Login to Azure Portal.
Click on new resource and find for function App. Then create a new Azure Function.
Download the profile of Azure Function to deploy the code from local.
Deploy Code to Azure Function
Open the code in visual studio.
Right click on the solution and click publish.
Click on New Profile -> Import Profile. Select the downloaded profile from Azure.
Once done, click on publish.
The function is ready to be used across the sites.
Then extract the function URL from the site and access it on the browser directly (like we have tested on localhost.
Text Analytics API
Create Text Analytics API service under Azure Cognitive Service for analyzing or classifying content. The account name, account key and hosted site URL will be configured later on the Microsoft Flow.

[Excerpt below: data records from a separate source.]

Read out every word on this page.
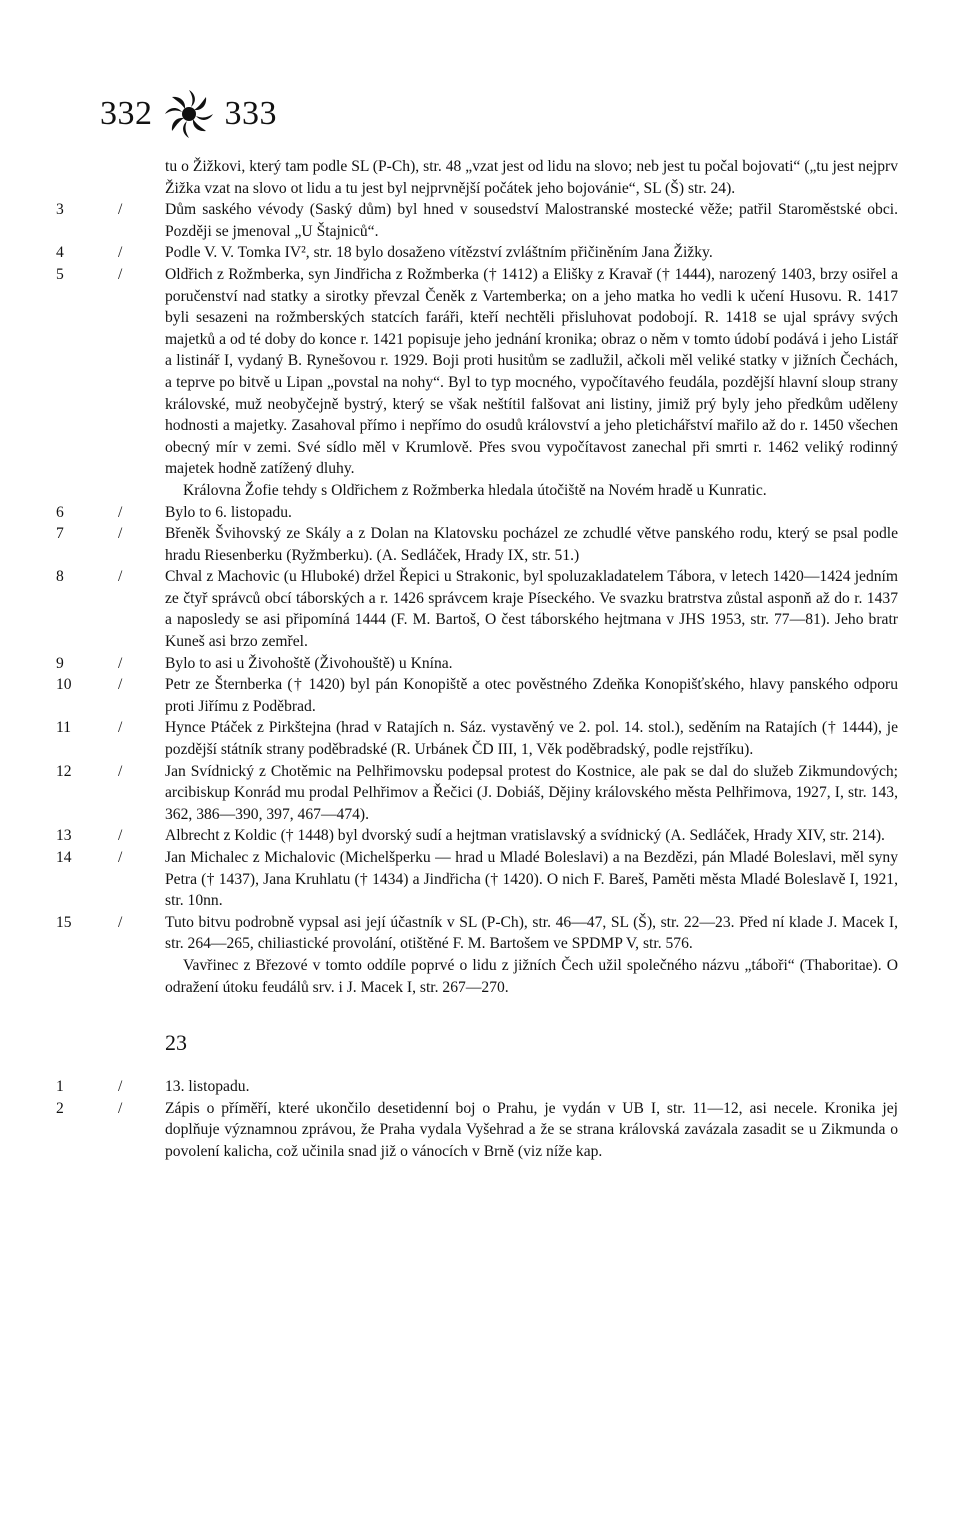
332 333
tu o Žižkovi, který tam podle SL (P-Ch), str. 48 „vzat jest od lidu na slovo; neb jest tu počal bojovati“ („tu jest nejprv Žižka vzat na slovo ot lidu a tu jest byl nejprvnější počátek jeho bojovánie“, SL (Š) str. 24).
3	/	Dům saského vévody (Saský dům) byl hned v sousedství Malostranské mostecké věže; patřil Staroměstské obci. Později se jmenoval „U Štajniců“.
4	/	Podle V. V. Tomka IV², str. 18 bylo dosaženo vítězství zvláštním přičiněním Jana Žižky.
5	/	Oldřich z Rožmberka, syn Jindřicha z Rožmberka († 1412) a Elišky z Kravař († 1444), narozený 1403, brzy osiřel a poručenství nad statky a sirotky převzal Čeněk z Vartemberka; on a jeho matka ho vedli k učení Husovu. R. 1417 byli sesazeni na rožmberských statcích faráři, kteří nechtěli přisluhovat podobojí. R. 1418 se ujal správy svých majetků a od té doby do konce r. 1421 popisuje jeho jednání kronika; obraz o něm v tomto údobí podává i jeho Listář a listinář I, vydaný B. Rynešovou r. 1929. Boji proti husitům se zadlužil, ačkoli měl veliké statky v jižních Čechách, a teprve po bitvě u Lipan „povstal na nohy“. Byl to typ mocného, vypočítavého feudála, pozdější hlavní sloup strany královské, muž neobyčejně bystrý, který se však neštítil falšovat ani listiny, jimiž prý byly jeho předkům uděleny hodnosti a majetky. Zasahoval přímo i nepřímo do osudů království a jeho pletichářství mařilo až do r. 1450 všechen obecný mír v zemi. Své sídlo měl v Krumlově. Přes svou vypočítavost zanechal při smrti r. 1462 veliký rodinný majetek hodně zatížený dluhy.
Královna Žofie tehdy s Oldřichem z Rožmberka hledala útočiště na Novém hradě u Kunratic.
6	/	Bylo to 6. listopadu.
7	/	Břeněk Švihovský ze Skály a z Dolan na Klatovsku pocházel ze zchudlé větve panského rodu, který se psal podle hradu Riesenberku (Ryžmberku). (A. Sedláček, Hrady IX, str. 51.)
8	/	Chval z Machovic (u Hluboké) držel Řepici u Strakonic, byl spoluzakladatelem Tábora, v letech 1420—1424 jedním ze čtyř správců obcí táborských a r. 1426 správcem kraje Píseckého. Ve svazku bratrstva zůstal asponň až do r. 1437 a naposledy se asi připomíná 1444 (F. M. Bartoš, O čest táborského hejtmana v JHS 1953, str. 77—81). Jeho bratr Kuneš asi brzo zemřel.
9	/	Bylo to asi u Živohoště (Živohouště) u Knína.
10	/	Petr ze Šternberka († 1420) byl pán Konopiště a otec pověstného Zdeňka Konopišťského, hlavy panského odporu proti Jiřímu z Poděbrad.
11	/	Hynce Ptáček z Pirkštejna (hrad v Ratajích n. Sáz. vystavěný ve 2. pol. 14. stol.), seděním na Ratajích († 1444), je pozdější státník strany poděbradské (R. Urbánek ČD III, 1, Věk poděbradský, podle rejstříku).
12	/	Jan Svídnický z Chotěmic na Pelhřimovsku podepsal protest do Kostnice, ale pak se dal do služeb Zikmundových; arcibiskup Konrád mu prodal Pelhřimov a Řečici (J. Dobiáš, Dějiny královského města Pelhřimova, 1927, I, str. 143, 362, 386—390, 397, 467—474).
13	/	Albrecht z Koldic († 1448) byl dvorský sudí a hejtman vratislavský a svídnický (A. Sedláček, Hrady XIV, str. 214).
14	/	Jan Michalec z Michalovic (Michelšperku — hrad u Mladé Boleslavi) a na Bezdězi, pán Mladé Boleslavi, měl syny Petra († 1437), Jana Kruhlatu († 1434) a Jindřicha († 1420). O nich F. Bareš, Paměti města Mladé Boleslavě I, 1921, str. 10nn.
15	/	Tuto bitvu podrobně vypsal asi její účastník v SL (P-Ch), str. 46—47, SL (Š), str. 22—23. Před ní klade J. Macek I, str. 264—265, chiliastické provolání, otištěné F. M. Bartošem ve SPDMP V, str. 576.
Vavřinec z Březové v tomto oddíle poprvé o lidu z jižních Čech užil společného názvu „táboři“ (Thaboritae). O odražení útoku feudálů srv. i J. Macek I, str. 267—270.
23
1	/	13. listopadu.
2	/	Zápis o příměří, které ukončilo desetidenní boj o Prahu, je vydán v UB I, str. 11—12, asi necele. Kronika jej doplňuje významnou zprávou, že Praha vydala Vyšehrad a že se strana královská zavázala zasadit se u Zikmunda o povolení kalicha, což učinila snad již o vánocích v Brně (viz níže kap.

Microsoft Flow Configuration
Let us see the end to end flow using Microsoft Flow. Create Trigger - The trigger “When a file is created in folder” is created to listen to any document/file uploads.

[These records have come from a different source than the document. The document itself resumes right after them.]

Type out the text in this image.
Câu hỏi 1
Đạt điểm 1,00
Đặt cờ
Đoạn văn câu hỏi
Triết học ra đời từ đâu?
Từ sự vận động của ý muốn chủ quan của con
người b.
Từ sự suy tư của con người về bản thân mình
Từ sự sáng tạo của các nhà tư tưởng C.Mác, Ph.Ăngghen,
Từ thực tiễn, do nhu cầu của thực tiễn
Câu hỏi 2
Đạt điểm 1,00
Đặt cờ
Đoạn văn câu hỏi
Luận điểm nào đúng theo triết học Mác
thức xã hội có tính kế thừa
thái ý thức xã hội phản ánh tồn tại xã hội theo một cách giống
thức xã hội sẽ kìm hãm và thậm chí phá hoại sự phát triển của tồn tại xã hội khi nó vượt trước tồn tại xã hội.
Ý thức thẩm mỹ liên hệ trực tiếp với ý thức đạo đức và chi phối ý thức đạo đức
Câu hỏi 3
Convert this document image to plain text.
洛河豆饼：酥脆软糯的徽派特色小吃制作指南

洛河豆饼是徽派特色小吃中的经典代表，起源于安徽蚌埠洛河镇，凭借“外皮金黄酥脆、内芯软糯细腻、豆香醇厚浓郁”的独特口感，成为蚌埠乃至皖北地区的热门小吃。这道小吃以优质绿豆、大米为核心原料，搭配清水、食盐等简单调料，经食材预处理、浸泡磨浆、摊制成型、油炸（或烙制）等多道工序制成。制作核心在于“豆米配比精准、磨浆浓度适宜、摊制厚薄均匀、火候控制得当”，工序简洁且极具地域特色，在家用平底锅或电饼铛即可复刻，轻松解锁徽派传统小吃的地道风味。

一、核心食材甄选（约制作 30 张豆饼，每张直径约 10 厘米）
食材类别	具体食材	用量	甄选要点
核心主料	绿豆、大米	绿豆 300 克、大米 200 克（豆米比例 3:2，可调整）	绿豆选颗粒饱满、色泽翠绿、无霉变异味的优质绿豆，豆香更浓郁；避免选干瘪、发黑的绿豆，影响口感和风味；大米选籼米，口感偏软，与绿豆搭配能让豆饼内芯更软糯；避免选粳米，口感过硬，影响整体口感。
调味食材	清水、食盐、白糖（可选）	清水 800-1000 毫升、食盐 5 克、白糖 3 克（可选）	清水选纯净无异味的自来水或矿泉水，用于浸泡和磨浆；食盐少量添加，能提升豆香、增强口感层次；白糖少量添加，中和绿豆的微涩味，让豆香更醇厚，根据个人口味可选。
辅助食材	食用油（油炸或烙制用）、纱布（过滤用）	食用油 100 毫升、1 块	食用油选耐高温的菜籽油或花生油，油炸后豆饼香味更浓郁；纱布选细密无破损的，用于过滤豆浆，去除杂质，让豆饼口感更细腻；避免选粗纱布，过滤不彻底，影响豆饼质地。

Provide the site and folder details.
Get the file and item properties – An action “Get file metadata using path” is created to retrieve the item details, which file is being associated to.
Get File Content – HTTP action is created to get the file content using Azure function. This function was created in the above steps. In the azure function URL, file path is being sent additionally to get the file content.
Get the key phrases – Key Phrases action is created to analyze and classify the content.
Provide the connection name, account key and site URL details of the Azure Cognitive Service created.
Update the file Properties – Create “Update File Properties” action (under SharePoint connector) to update the key phrases column into the SharePoint item, in which file is being associated with.
Testing the Flow
Login to Office 365 SharePoint site and then to document library (The site and library which has been configured in the above steps for triggers).
From a document library, upload a word document.
The flow runs in the background.
Navigate to the SharePoint library to see the update properties of word document item.
We have configured Microsoft Flow which ran successfully,
to extract content from word document upload on library,
and analyzed the content using Azure cognitive service,
and updated document item properties with tags identified.
Limitations on this usecase:
Few other scenarios which were not factored in this article series are,
Limitation of number of characters being analyzed on Azure Cognitive Service - Text Analytics API. This can be taken care by sending the text partially in loops.
Other document types were not considered. If its the case, Microsoft Flow has to be modified to take only word documents. To analyze other type of documents, it will be entirely different logic.